I sat on the edge of my bed with my computer set up on the edge of my desk. I was already pretty hard from seeing all of the teaser pics while navigating to my favorite video: "college hidden cam sex." It was 11:00 pm, and I think a lot of people needed to blow off some tension that night. It was a Tuesday and the video was taking fucking forever to download. I used this time to adjust the tilt of the screen of my white iBook that I had got for Christmas two years earlier. With the screen finally tilted I tried to get comfortable as the video started to play.

Sitting straight up, I realized that my whole genital area was sunk into my stomach. What was certainly a full on boner was reduced to three inches past the creases in my midriff's skin.

I paused the video; I had a solution. Using my free hand, I pulled my futon from couch to bed position - holding my right hand high in the air so as to avoid accidentally sullying my comforter. I picked up my laptop, swung it onto the bed and adjusted the screen. Laying down, I couldn't get a good angle; the contrast was all off. I managed to get a good picture by laying in a semi-supine position with the screen tilted in an acute angle. While in my stance, which reminded me of an ab exercise the girl's squash team used to do after practice, which made me a little bit harder, I suddenly noticed that my socks were still on. I thought about that scene in the movie Mallrats where they talk about making woopie when the girl has her socks still on. I think of Brodie, the character played by Jason Lee. I think of Scientology. I am less hard.

I take off my socks using the pinky of my left hand. I return to my awkward position, glad that I have strong enough abs to hold myself up, and also somewhat embarrassed that I know that I'll get myself off before I am even close to getting tired. The movie is six minutes and twenty two seconds long.
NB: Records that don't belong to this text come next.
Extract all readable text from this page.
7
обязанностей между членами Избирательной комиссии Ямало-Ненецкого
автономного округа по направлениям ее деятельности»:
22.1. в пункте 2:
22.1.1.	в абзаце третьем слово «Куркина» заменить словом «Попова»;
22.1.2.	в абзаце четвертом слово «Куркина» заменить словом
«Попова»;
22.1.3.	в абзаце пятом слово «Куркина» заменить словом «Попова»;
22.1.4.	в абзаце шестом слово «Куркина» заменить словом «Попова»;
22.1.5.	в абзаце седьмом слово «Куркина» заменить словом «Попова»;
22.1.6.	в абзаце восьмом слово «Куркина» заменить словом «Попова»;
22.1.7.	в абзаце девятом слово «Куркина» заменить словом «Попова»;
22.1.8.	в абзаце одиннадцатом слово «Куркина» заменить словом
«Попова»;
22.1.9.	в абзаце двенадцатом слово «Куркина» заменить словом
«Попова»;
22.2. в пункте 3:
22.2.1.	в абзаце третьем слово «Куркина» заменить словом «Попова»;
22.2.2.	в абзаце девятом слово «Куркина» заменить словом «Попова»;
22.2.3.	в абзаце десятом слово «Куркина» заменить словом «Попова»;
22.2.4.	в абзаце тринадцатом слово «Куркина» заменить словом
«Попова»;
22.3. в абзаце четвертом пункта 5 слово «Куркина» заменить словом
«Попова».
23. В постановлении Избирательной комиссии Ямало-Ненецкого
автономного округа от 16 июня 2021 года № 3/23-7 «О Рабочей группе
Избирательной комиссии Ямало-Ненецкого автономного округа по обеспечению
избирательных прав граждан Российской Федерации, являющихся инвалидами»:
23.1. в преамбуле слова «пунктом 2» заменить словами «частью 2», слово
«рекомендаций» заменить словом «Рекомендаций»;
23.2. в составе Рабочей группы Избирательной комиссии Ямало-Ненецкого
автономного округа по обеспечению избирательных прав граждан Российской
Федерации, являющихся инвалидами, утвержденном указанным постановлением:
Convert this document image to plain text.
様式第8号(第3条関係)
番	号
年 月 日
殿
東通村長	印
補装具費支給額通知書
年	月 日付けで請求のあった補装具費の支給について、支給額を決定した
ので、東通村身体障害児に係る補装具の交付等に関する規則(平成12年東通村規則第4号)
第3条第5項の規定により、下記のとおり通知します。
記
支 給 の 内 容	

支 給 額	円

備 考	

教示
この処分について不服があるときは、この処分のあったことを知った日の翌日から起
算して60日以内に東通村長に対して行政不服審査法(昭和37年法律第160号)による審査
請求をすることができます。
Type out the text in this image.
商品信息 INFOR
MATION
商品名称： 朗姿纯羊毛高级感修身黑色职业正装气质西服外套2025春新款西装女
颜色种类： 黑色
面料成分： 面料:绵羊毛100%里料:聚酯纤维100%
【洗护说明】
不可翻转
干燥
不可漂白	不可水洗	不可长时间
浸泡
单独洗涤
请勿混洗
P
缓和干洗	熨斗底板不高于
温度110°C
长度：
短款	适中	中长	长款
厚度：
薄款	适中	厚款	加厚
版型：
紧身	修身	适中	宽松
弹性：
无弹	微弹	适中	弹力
I've never made it through the whole thing without stopping to gather myself. That night, I was really into the video; I wanted to see it all the way through. I repeatedly stopped myself on the verge of climax to take long, deep breaths, to think about Kevin Smith movies, to wonder whether when I start having sex again, my stamina will continue to be a problem. The latter thought is the one that really calms the stallion within. Very quickly after I resume the video do I have to start wondering when I am going to need to pause again. That night I stopped and started 8 times.

When the time had come, I was starting to feel a little burn in my stomach, I held my breath as long as I could and when I finally exhaled, my neck snapped backwards in my brief seizure. After a few long breaths, I returned to consciousness, to find that now both of my hands were unavailable to close my computer screen should my roommate come home while I took my requisite shower. I leaned up and felt a sharp pain in my neck. I tried to move my head around to stretch the muscles, but they were so stiff, I couldn't look up. I was forced to look down at the mess I had just made.

The next day my neck still hurt. People at work asked why I turned my head weird. I lied to each and every one of them (with exception to the tech guy who owns slutfuck.tv - he naturally related to my misfortune). Each time I told someone that I had slept wrong, I felt a little more guilty. I started to get angry at people who asked why my neck hurt, because it seemed like the only logical answer was that I slept wrong. When the questions didn't stop, I started to think my confidant had sold me out. From then on, each person that walked by my desk and smiled, I was convinced was drawing up an image of me covered in Positively Radiant, slightly paralyzed in the neck, hoping my roommate doesn't walk in.

I was able to overcome my paranoia by coming up with a lie to tell people. Nobody else asked why my neck was stiff for the rest of the day, but if they had, I would have recited the quote: "her legs were pressing against my ears so tightly that I didn't hear her father come into the room. He grabbed my hair and he pulled me way back, hard."